Cirrhosis is a critical health problem associated with several complications, including skeletal muscle atrophy, which adversely affects patients independent of their liver functions. Muscle wasting is a common feature of chronic liver disease, found in approximately 40% of patients with cirrhosis. It is defined as the progressive and generalized loss of muscle mass.

Cachexia is a metabolic syndrome associated with underlying illnesses, such as cirrhosis, and is characterized by muscle mass loss with or without fat mass loss. Patients with chronic liver disease often experience a progressive loss of fat and muscle mass, leading to mixed protein-energy malnutrition. This severe loss of muscle mass and body cell mass is linked to a poor prognosis. Cachexia is likely to progress due to increased requirements resulting from hypermetabolism and reduced voluntary food intake and malabsorption.
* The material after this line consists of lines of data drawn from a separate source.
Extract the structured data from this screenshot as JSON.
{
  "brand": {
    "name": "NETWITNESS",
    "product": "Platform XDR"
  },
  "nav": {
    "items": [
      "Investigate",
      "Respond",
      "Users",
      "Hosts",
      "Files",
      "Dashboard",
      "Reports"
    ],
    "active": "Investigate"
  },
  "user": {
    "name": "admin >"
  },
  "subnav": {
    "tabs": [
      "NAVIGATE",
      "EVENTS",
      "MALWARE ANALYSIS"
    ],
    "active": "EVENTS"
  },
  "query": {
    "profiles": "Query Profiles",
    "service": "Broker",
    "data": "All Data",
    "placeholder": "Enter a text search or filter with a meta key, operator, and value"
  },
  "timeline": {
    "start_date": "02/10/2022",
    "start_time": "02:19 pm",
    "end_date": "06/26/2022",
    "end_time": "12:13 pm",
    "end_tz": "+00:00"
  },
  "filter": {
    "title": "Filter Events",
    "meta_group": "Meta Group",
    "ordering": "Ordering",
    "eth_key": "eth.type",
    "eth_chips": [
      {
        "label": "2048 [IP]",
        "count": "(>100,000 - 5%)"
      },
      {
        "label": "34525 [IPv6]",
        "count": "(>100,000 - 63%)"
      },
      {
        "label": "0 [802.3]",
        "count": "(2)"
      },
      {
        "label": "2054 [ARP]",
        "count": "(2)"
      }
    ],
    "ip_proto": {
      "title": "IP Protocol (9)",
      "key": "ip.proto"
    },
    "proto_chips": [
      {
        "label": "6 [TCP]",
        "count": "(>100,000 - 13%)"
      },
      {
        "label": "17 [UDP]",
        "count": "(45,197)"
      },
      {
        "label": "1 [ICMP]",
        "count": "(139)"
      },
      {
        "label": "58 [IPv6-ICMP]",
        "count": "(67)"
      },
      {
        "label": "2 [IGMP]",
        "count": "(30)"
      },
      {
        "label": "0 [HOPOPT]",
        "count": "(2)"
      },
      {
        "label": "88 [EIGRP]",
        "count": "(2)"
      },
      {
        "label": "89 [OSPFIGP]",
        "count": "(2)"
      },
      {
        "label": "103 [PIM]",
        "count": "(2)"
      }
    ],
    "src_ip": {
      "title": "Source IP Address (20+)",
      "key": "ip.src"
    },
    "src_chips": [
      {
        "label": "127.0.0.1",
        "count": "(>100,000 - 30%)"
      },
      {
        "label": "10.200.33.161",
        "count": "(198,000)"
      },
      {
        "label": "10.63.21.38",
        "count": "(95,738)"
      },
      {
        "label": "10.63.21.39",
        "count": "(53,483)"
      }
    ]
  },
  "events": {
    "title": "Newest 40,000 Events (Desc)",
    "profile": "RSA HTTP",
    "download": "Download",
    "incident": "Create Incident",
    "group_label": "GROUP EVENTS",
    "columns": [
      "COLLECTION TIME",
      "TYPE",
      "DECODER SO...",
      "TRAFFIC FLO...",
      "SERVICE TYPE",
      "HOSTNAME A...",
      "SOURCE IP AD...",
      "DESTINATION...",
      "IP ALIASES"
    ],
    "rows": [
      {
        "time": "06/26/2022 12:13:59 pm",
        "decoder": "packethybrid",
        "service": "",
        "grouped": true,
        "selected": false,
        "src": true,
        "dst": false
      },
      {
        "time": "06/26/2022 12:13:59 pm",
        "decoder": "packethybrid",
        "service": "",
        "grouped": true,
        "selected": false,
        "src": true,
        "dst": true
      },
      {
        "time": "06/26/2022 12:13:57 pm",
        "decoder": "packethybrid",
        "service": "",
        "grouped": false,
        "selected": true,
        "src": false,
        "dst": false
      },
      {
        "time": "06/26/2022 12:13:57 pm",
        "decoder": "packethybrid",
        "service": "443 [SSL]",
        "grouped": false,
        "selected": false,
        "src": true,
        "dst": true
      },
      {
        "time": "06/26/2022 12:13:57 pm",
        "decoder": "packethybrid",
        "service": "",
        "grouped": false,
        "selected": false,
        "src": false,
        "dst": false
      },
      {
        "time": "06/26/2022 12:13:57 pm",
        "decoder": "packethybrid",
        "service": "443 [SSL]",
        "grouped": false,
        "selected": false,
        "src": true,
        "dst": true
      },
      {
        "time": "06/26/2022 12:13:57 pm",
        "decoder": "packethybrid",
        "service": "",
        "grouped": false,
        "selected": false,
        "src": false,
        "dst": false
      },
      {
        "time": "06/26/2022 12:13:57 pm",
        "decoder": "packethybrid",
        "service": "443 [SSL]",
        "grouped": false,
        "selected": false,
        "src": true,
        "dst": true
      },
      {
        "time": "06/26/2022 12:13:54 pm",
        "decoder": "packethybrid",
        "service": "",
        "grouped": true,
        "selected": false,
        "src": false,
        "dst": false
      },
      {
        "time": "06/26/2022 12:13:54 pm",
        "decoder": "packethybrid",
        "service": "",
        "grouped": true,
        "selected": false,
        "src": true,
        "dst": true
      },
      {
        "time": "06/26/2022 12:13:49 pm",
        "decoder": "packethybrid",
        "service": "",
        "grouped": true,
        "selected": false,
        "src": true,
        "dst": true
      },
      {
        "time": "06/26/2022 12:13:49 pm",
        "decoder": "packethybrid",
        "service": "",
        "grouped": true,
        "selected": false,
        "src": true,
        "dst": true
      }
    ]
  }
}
Several factors contribute to muscle wasting in patients with liver cirrhosis. Reduced nutrient intake is common due to dietary restrictions in sodium and water or protein intake for hepatic encephalopathy. Additionally, a decrease in taste sensation related to micronutrient deficiencies and reduced appetite caused by increased leptin and pro-inflammatory cytokine levels can further contribute to poor nutrient intake. Nausea and early satiety caused by tense ascites, gastroparesis, or small bowel dismotility can also play a role in the reduced nutrient intake observed in these patients.

The precise mechanism underlying liver cirrhosis-induced muscle atrophy is not yet fully understood. However, studies using mouse models have shown that serum factors induced by liver fibrosis lead to skeletal muscle atrophy. Specifically, elevated levels of circulating TNFα produced in the damaged liver have been identified as critical atrophy-inducing factors in the pathogenesis of liver cirrhosis-induced muscle atrophy.

Frequently asked questions

Muscle atrophy is the loss of muscle mass and function.

Liver cirrhosis is a chronic liver disease characterised by the disruption of tissue architecture and loss of hepatic function.

Yes, liver cirrhosis can cause muscle atrophy. Muscle atrophy is a serious complication of liver cirrhosis and is associated with poor prognosis and quality of life.

Muscle wasting or atrophy is a common feature of chronic liver disease, found in approximately 40% of patients with cirrhosis. Sarcopenia, a condition associated with muscle atrophy, is present in 50% of cirrhotic men and 18% of cirrhotic women awaiting liver transplantation.

Muscle atrophy in people with liver cirrhosis is associated with increased mortality and reduced survival. It also leads to decreased quality of life due to poor mobility and other complications.